La Fédération des médecins spécialistes fait peu de cas des critiques que soulève sa campagne publicitaire télévisée, qui prône de nouvelles taxes. Le nom de la fédération, qui réclame un rattrapage salarial, n'y apparaît pas.

La Fédération des médecins spécialistes du Québec (FMSQ) rejette du revers de la main les critiques que soulève sa nouvelle campagne publicitaire télévisée « L'expertise a un prix », qui prône l'imposition de nouvelles taxes.

Les publicités suggèrent différentes avenues pour regarnir les coffres de l'État québécois.

Or, aucun des messages ne mentionne que la Fédération des médecins spécialistes du Québec, qui incidemment réclame un rattrapage salarial annuel minimum de 4 %, est à l'origine de cette campagne publicitaire. Chacun d'entre eux renvoie plutôt à un site web, lexpertiseaunprix.com.

Dans une série de quatre messages télévisés, chacun d'une durée de 30 secondes, la fédération propose ainsi une taxe sur la malbouffe, une autre sur l'eau embouteillée, et suggère d'imposer les grandes entreprises qui consomment beaucoup d'électricité et les entreprises manufacturières qui « utilisent 46 % de notre eau ».

Autres avenues explorées dans quatre autres messages de 15 secondes: exiger en redevances 12 % des profits des sociétés minières, forcer ces dernières à décontaminer les sites abandonnés et diminuer le prix versé aux compagnies pharmaceutiques qui fabriquent des génériques. Le coût actuel de la construction des routes est lui aussi critiqué.

Une inititiative qui manque d'éthique?

Gaétan Barrette, président de la Fédération des médecins spécialistes du Québec (FMSQ) Dr Gaétan Barrette, président de la FMSQ (archives)

La FMSQ n'estime pas que sa campagne pose problème.

« On lance une idée qui est détaché de son auteur, et c'est volontaire, pour que les gens débattent de l'idée », affirme le président du groupe professionnel d'intérêts, Dr Gaétan Barrette.

Aux yeux de Christian Désilets, professeur de publicité sociale à l'Université Laval, le commanditaire aurait pourtant dû être identifié, compte tenu de la teneur des messages et des objectifs poursuivis par la fédération, qui s'apprête à négocier avec le gouvernement.

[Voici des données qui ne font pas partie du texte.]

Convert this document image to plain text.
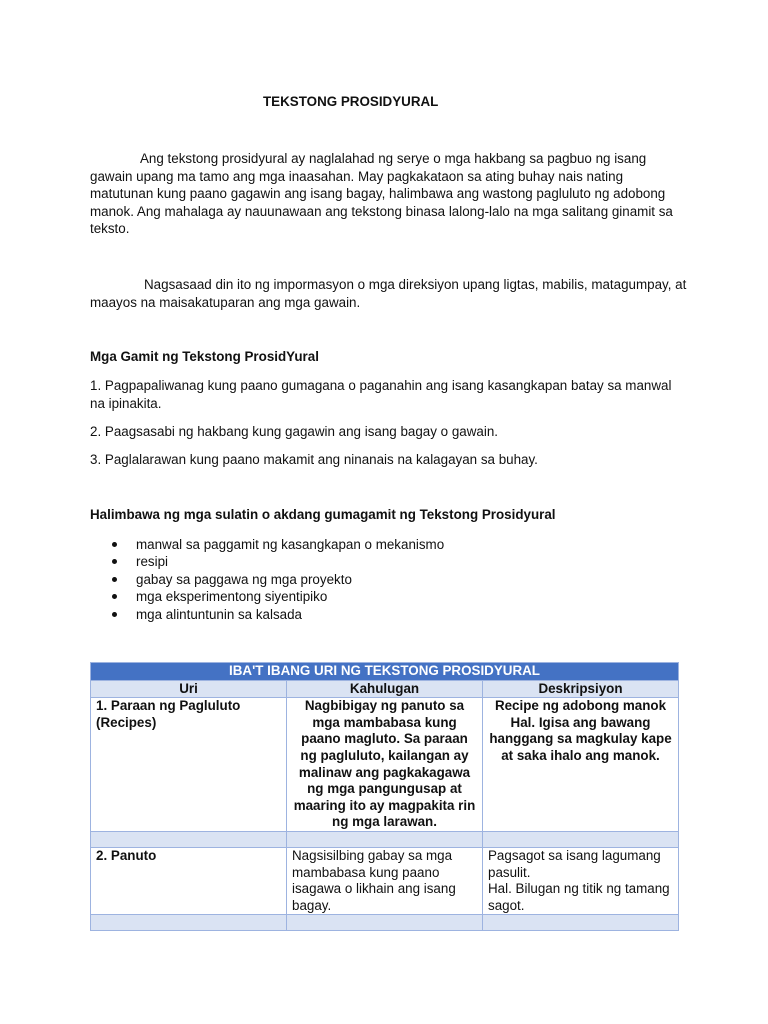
TEKSTONG PROSIDYURAL

Ang tekstong prosidyural ay naglalahad ng serye o mga hakbang sa pagbuo ng isang gawain upang ma tamo ang mga inaasahan. May pagkakataon sa ating buhay nais nating matutunan kung paano gagawin ang isang bagay, halimbawa ang wastong pagluluto ng adobong manok. Ang mahalaga ay nauunawaan ang tekstong binasa lalong-lalo na mga salitang ginamit sa teksto.

Nagsasaad din ito ng impormasyon o mga direksiyon upang ligtas, mabilis, matagumpay, at maayos na maisakatuparan ang mga gawain.

Mga Gamit ng Tekstong ProsidYural

1. Pagpapaliwanag kung paano gumagana o paganahin ang isang kasangkapan batay sa manwal na ipinakita.

2. Paagsasabi ng hakbang kung gagawin ang isang bagay o gawain.

3. Paglalarawan kung paano makamit ang ninanais na kalagayan sa buhay.

Halimbawa ng mga sulatin o akdang gumagamit ng Tekstong Prosidyural
manwal sa paggamit ng kasangkapan o mekanismo
resipi
gabay sa paggawa ng mga proyekto
mga eksperimentong siyentipiko
mga alintuntunin sa kalsada
IBA'T IBANG URI NG TEKSTONG PROSIDYURAL		
Uri	Kahulugan	Deskripsiyon
1. Paraan ng Pagluluto (Recipes)	Nagbibigay ng panuto sa mga mambabasa kung paano magluto. Sa paraan ng pagluluto, kailangan ay malinaw ang pagkakagawa ng mga pangungusap at maaring ito ay magpakita rin ng mga larawan.	Recipe ng adobong manok Hal. Igisa ang bawang hanggang sa magkulay kape at saka ihalo ang manok.

2. Panuto	Nagsisilbing gabay sa mga mambabasa kung paano isagawa o likhain ang isang bagay.	Pagsagot sa isang lagumang pasulit.
Hal. Bilugan ng titik ng tamang sagot.
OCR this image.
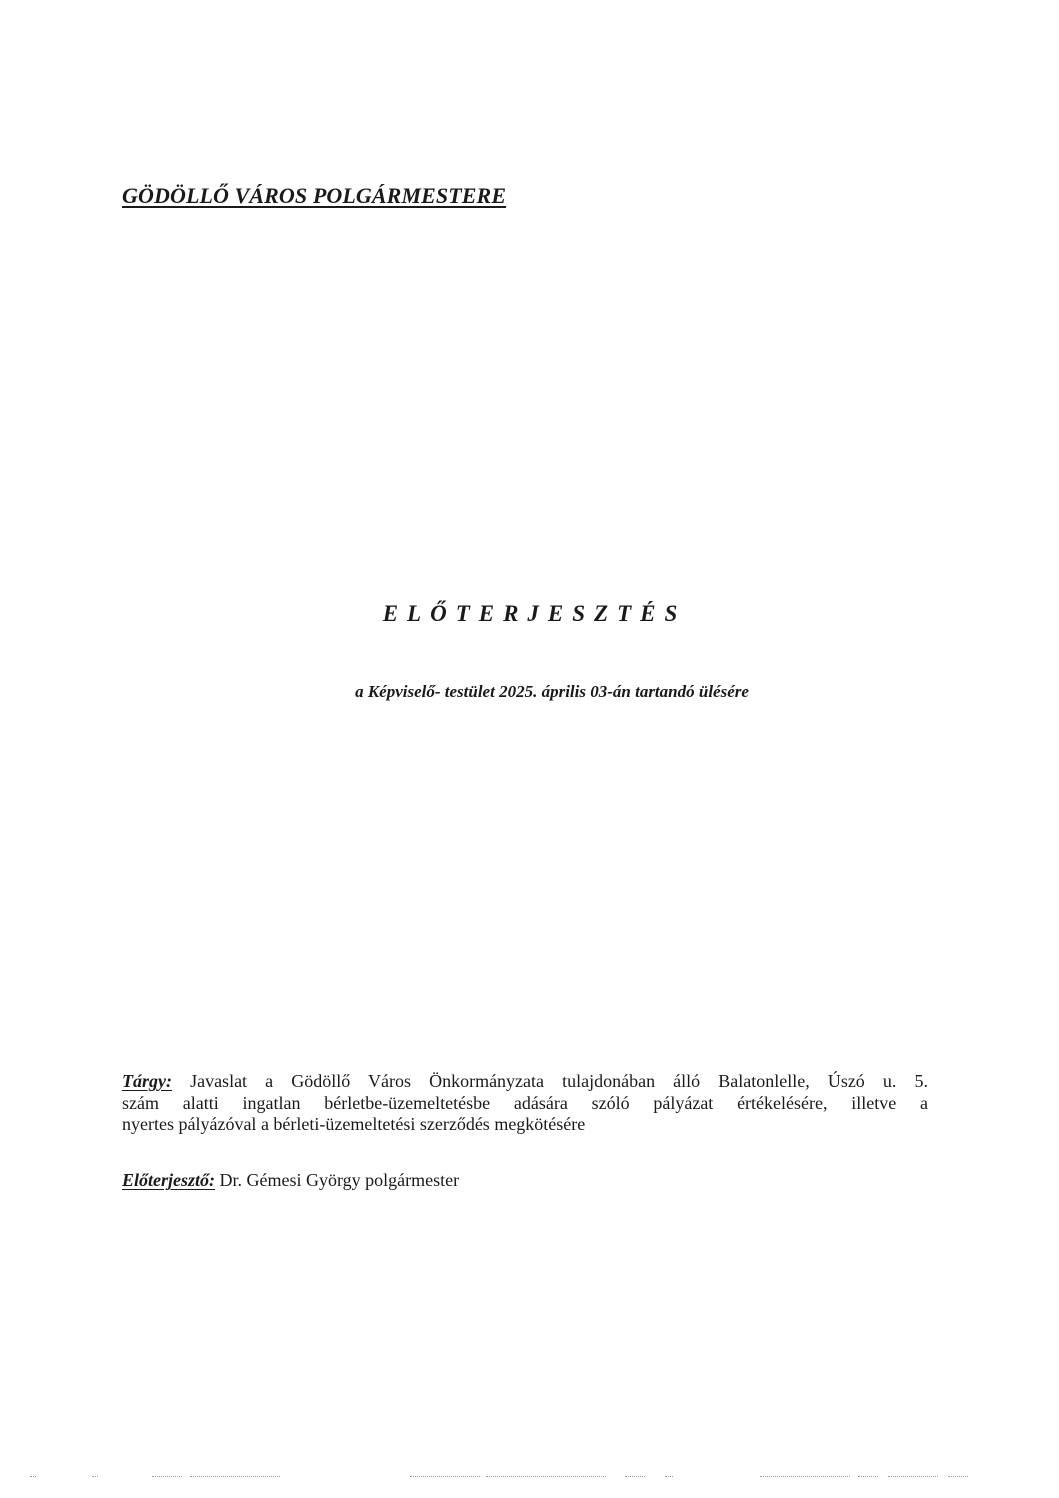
GÖDÖLLŐ VÁROS POLGÁRMESTERE
ELŐTERJESZTÉS
a Képviselő- testület 2025. április 03-án tartandó ülésére
Tárgy: Javaslat a Gödöllő Város Önkormányzata tulajdonában álló Balatonlelle, Úszó u. 5.
szám alatti ingatlan bérletbe-üzemeltetésbe adására szóló pályázat értékelésére, illetve a
nyertes pályázóval a bérleti-üzemeltetési szerződés megkötésére
Előterjesztő: Dr. Gémesi György polgármester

« Dès qu'il y a une tentative de manipulation ou d'influence de l'opinion publique et que ça se fait à visière baissée, ça pose un sérieux problème éthique, estime-t-il, surtout pour une fédération. » — Christian Désilets, professeur de publicité sociale

Selon le code canadien des normes de la publicité, la personne morale qui fait de la publicité engagée doit être clairement identifiée.

Le deuxième volet de la campagne publicitaire de la fédération se retrouvera en ondes dès dimanche.

La semaine dernière, l'Association minière du Québec a critiqué les messages, jugés inappropriés.